Discussion
The accessory spleen is not uncommon. Halpert et al. reported 291 (10.8%) of 2700 autopsied cases with an accessory spleen, 215 (62.1%) in the vicinity of the splenic hilum, followed by 78 (22.5%) in the pancreatic tail6. However, a cyst occurring in the pancreatic accessory spleen is extremely rare (Table 1).7-52 The lesion site was the pancreatic tail in all cases. The primary complaints were abdominal pain and vomiting. On the other hand, 33 of 57 cases were asymptomatic. Smaller tumor diameters are often asymptomatic. The case reported in our study has a tumor diameter of 1.5 cm, which is the smallest among the reported cases, and it is estimated that there were no symptoms. CEA or CA 19-9 was elevated in some cases, but remained within the conventional limits in others. However, the lesion was asymptomatic in many cases, and detected by image examination. Cyst morphology was multilocular in 33 cases, and unilocular in 15. The tumor diameter ranged from 15 mm to 134 mm. A majority of the findings were reduced in T1, and elevated in T2-weighted MRI images. Preoperative diagnoses, such as IPMN, pNET, epidermoid cyst, and malignant tumor suggest case complexity. Consequently, presurgical diagnosis of pNET was performed. Histopathological findings revealed LEC in the present case; no such instance has been reported previously.

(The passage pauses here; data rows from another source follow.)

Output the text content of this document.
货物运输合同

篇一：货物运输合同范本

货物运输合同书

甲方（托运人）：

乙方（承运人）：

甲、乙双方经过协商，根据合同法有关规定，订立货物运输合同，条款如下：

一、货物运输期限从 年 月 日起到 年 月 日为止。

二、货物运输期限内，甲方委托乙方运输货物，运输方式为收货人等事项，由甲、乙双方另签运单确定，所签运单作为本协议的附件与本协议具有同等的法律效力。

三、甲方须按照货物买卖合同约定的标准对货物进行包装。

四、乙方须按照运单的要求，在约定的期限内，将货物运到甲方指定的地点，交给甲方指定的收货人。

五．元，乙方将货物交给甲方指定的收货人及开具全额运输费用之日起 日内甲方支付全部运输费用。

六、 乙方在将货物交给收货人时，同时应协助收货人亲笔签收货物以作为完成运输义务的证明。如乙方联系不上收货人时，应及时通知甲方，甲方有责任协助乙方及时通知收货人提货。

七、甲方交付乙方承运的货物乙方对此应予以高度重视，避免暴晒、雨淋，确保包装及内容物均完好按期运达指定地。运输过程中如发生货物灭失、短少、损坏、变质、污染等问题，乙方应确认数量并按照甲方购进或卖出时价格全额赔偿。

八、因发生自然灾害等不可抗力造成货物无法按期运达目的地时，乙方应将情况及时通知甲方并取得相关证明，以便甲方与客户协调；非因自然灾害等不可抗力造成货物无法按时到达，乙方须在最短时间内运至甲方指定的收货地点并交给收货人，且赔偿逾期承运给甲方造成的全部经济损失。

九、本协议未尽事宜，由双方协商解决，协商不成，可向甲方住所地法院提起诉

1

Pancreatic LECs are extremely rare. LECs are reported to account for 0.5% of pancreatic cysts; they were initially identified and reported by Luchtrath et al. in 19854, and so named by Truong et al. in 1987.5 Mege et al. reported a study with pancreatic LECs in middle-aged to elderly men (mean age, 55 years; range, 20-82 years; 91 men vs. 26 women); it was observed that the lesion was occasionally accompanied by abdominal pain (43%) and an elevated serum CA 19-9 level (55%).53 Pancreatic cysts can be classified into true cysts, pseudocysts, and cystic neoplasms. LEC is considered as a type of true cyst characterized by a lining of squamous epithelium with dense subepithelial lymphoid tissue. The cystic contents are typically white in color and may include keratinized material or cholesterol crystals. Adsay et al. classified cystic lesions covered by the squamous epithelium of the pancreas as LECs; those occurring in the sub-pancreatic epithelium are epidermoid and dermoid cysts with cutaneous appendages.54 The pathological diagnostic criteria for LECs are ambiguous. Presently, the predominant diagnostic criteria of a LEC comprises the lumen surface of the cyst with stratified squamous epithelium with abundant lymphoid tissue underneath. The reports so far follow the classification of cysts as defined by Adsay et al.54 Adsay et al. defined that “LECs are characterized microscopically by stratified squamous epithelium surrounded by a band of mature lymphoid tissue with intervening well-formed germinal centers”. In addition to the above, Adsay et al. defined “The second type of squamous-lined cyst in the pancreas is the epidermoid cyst arising in intrapancreatic accessory spllen”. Adsay et al. do not mention lymphoid-rich cysts in the accessory spleen. Among the cases reported as epidermoid cysts around 1987 proposed by Truong, there were some cases that were thought to be LECs.5 Due to the unclear classification, it cannot be ruled out that LECs may also be included in the cases reported as epidermoid cysts.
In the present case, the lumen epithelium of the multilocular cyst consisted of mature squamous material with developed sub-epithelial lymphoid tissue. In addition, the white and the red pulp were detected in the pancreatic accessory spleen and diagnosed as splenic LEC. No such LECs have been reported; consequently, the present case is extremely rare. There are multiple theories regarding the pathogenic mechanism of pancreatic LECs. The first theory suggests an origin from the misplaced branchial cleft tissue because of the histologic resemblance. The second suggests squamous metaplasia on an obstructed pancreatic duct, which subsequently protrudes into a peripancreatic lymph node. The third indicates cyst development from an ectopic pancreas in a peripancreatic lymph node. At present, a decisive view has not been reached. Tateyama et al. reported, “In the present immunohistochemical study, the cytokeratin phenotypes of the epithelial lining of LEC were similar to those of the epithelial retention cysts but different from those of branchial cleft cysts.14 In addition to the cytokeratin pattern, the presence of some islets and ducts in the fibrous wall of the LEC might support the second hypothesis”. In this case, a LEC was found in the accessory spleen in the pancreas, and we reckon that that the second hypothesis that squamous metaplasia on the pancreatic duct protrudes into the pancreatic lymph tissue of the accessory spleen in the pancreas is a highly plausible explanation for our case. However, it still needs consideration and discussion.